Super sub atomics particles- their existence and the search for understanding
 
  We mentioned earlier, that contemporary science now accepts super sub-atomic particles exist. By super sub-atomic, we mean particles smaller in size than the components that normally go to build up an atom (e.g. protons, neutrons, electrons and positrons).  
  For the past thirty years, there have been whole "families" of super sub-atomic particles discovered with strange sounding names such as "Quarks", "Leptons" and "Neutrinos".  
  A range of theoretical particles have also been identified (such as the Higgs Boson and the Graviton), often for the purpose of attempting to better describe the behaviour of certain forces and general Universal phenomena.  

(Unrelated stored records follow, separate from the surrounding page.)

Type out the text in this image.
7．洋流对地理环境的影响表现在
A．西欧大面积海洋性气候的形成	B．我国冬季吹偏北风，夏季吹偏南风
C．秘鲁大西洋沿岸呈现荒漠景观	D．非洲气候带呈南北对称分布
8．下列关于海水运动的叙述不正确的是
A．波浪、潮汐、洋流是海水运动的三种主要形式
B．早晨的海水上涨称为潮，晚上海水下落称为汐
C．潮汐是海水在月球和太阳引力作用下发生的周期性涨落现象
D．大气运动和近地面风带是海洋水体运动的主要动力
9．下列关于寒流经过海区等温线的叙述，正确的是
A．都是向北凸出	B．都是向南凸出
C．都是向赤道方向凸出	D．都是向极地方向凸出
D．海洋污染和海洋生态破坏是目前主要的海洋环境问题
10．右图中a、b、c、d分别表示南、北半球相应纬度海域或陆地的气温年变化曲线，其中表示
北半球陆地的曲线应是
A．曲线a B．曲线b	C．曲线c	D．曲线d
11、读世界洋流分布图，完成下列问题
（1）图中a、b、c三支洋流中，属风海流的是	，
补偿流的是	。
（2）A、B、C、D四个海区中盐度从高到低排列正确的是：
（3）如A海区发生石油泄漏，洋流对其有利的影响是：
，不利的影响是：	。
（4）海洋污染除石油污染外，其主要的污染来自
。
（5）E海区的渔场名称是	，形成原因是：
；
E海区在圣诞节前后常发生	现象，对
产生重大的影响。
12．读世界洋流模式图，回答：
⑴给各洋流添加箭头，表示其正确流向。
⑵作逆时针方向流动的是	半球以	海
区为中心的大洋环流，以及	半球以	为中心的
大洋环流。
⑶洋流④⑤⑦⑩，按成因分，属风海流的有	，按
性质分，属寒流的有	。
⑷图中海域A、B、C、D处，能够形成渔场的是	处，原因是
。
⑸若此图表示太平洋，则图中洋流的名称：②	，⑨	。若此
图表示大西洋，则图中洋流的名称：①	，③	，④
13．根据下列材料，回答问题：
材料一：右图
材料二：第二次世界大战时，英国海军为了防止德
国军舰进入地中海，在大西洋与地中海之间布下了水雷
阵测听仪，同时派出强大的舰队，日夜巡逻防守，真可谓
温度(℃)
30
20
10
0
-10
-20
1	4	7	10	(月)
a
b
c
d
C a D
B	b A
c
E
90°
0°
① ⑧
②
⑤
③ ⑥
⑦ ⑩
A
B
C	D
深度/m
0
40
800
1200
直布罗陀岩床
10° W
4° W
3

  Since their discovery, scientists have been working to find a way of providing a coherent "standard model" of the features and relationships between the sub-atomic world and the atomic world.  
6.2.1 Our understanding of super sub-atomic particles comes largely from the history of discovery  
  It is important to spend a little time for a moment and explain that the accumulated knowledge of the behaviour of sub-atomic and super sub-atomic particles comes largely from observation via experimentation and interpretation of theoretical behaviour.  
  In many ways, sub-atomic research and findings have not necessarily been integrated into our knowledge of atomic particles and compounds (chemistry).  
  We are at a similar point in time with that of the end of the 19th century when the Periodic Table emerged as a major step in linking the level of atoms with the level of molecules and compounds (chemistry).  
  Unfortunately, we have yet to see the completed linkages between sub-atomics and atomics fully realised (e.g., a completed the Standard Model). This is one of the objectives of this book- to clearly demonstrate the synergy between sub-atomics and atomics.